Die Durchführung der Prüfung gestaltet sich etwa folgendermaßen:

Säurekochechtheit. Man verflicht die gefärbte Probe mit der gleichen Menge gewaschener Zephyrwolle und kocht eine Stunde lang in der 40fachen Flottenmenge mit 10% Weinsteinpräparat, spült in kaltem Wasser, quetscht aus und trocknet. Man beurteilt die Färbung und steht, in welchem Grade die Wolle angefärbt oder ob letztere weiß geblieben ist.

Karbonisierechtheit. Man tränkt die Probe 1/2 Stunde in Schwefelsäure von 5° Be., preßt sie ab und trocknet sie 1 Stunde bei 80° C. Hierauf wäscht man sie 1/4 Stunde in der 200fachen Menge verdünnter Sodalösung (2 : 1000), dann in Wasser und trocknet sie. Man beobachtet den Grad der Veränderung der Färbung.

Pottingechtheit. Die Probe wird mit der gleichen Menge weißer Wolle und Baumwolle verflochten und a) in Wasser von normaler Härte nahe an Kochtemperatur 2 Stunden im erkaltenden Bade belassen: es soll kein Ausbluten beobachtet werden; b) in Wasser nahe bei Kochtemperatur eingelegt und sofort erkalten gelassen: es wird kein oder schwaches Ausbluten beobachtet; c) in 60° C. warmes Wasser eingelegt und sofort erkalten gelassen: es wird kein Ausbluten, schwaches oder starkes Ausbluten beobachtet. Die Färbungen nach a sind die echtesten, nach c die am wenigsten echten.

Seewasserechtheit. Die mit der gleichen Menge weißer Wolle verflochtene gefärbte Wollprobe wird bei 40 facher Flottenmenge in eine kalte Lösung von 30 g Kochsalz und 6 g wasserfreies Chlorcalcium im Liter Wasser eingelegt und dann getrocknet. Man beobachtet die Aenderung der Färbung der Probe und die eventuelle Anfärbung der weißen Wolle.

Bäuchechtheit. Man bäucht im Kessel mit 71/2% kalzinierter Soda und 1/2% Marseiner Seife während 6 Stunden bei dem Flottenverhältnis 1 : 5 und beobachtet den Grad der Veränderung der Färbung.

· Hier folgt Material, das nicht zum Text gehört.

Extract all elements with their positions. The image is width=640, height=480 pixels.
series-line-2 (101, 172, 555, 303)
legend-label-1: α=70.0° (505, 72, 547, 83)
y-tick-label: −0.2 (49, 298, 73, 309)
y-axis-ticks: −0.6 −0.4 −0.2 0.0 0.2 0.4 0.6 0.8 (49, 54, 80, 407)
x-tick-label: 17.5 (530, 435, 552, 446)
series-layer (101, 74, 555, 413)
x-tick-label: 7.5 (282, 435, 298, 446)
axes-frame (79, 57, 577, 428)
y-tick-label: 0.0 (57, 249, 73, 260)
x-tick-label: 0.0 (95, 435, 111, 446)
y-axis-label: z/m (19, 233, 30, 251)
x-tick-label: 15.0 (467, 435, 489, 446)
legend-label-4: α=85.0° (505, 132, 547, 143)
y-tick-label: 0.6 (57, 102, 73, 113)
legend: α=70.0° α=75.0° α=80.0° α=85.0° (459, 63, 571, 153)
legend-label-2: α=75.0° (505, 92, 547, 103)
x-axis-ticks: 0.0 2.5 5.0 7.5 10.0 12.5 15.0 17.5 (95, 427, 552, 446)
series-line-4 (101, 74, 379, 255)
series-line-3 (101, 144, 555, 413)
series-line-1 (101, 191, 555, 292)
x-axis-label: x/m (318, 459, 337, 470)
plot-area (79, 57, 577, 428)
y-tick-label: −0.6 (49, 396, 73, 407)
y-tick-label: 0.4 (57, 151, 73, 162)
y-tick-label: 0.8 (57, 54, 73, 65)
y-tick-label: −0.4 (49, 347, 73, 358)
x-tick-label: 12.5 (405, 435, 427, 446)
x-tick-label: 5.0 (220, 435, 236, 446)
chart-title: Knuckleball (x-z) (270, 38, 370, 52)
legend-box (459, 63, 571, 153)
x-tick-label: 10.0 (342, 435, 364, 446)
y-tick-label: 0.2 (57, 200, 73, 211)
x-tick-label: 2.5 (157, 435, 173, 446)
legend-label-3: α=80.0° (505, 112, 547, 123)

Merzerisierechtheit. Man legt die auf gebleichtes, unappretiertes Baumwollgewebe genähte gefärbte Baumwollprobe während 5 Minuten in kalte Natronlauge von 30° Bé., spült, säuert, spült und trocknet. Man beobachtet den Grad der Veränderung der Färbung und die eventuelle Anfärbung des Baumwollstoffes.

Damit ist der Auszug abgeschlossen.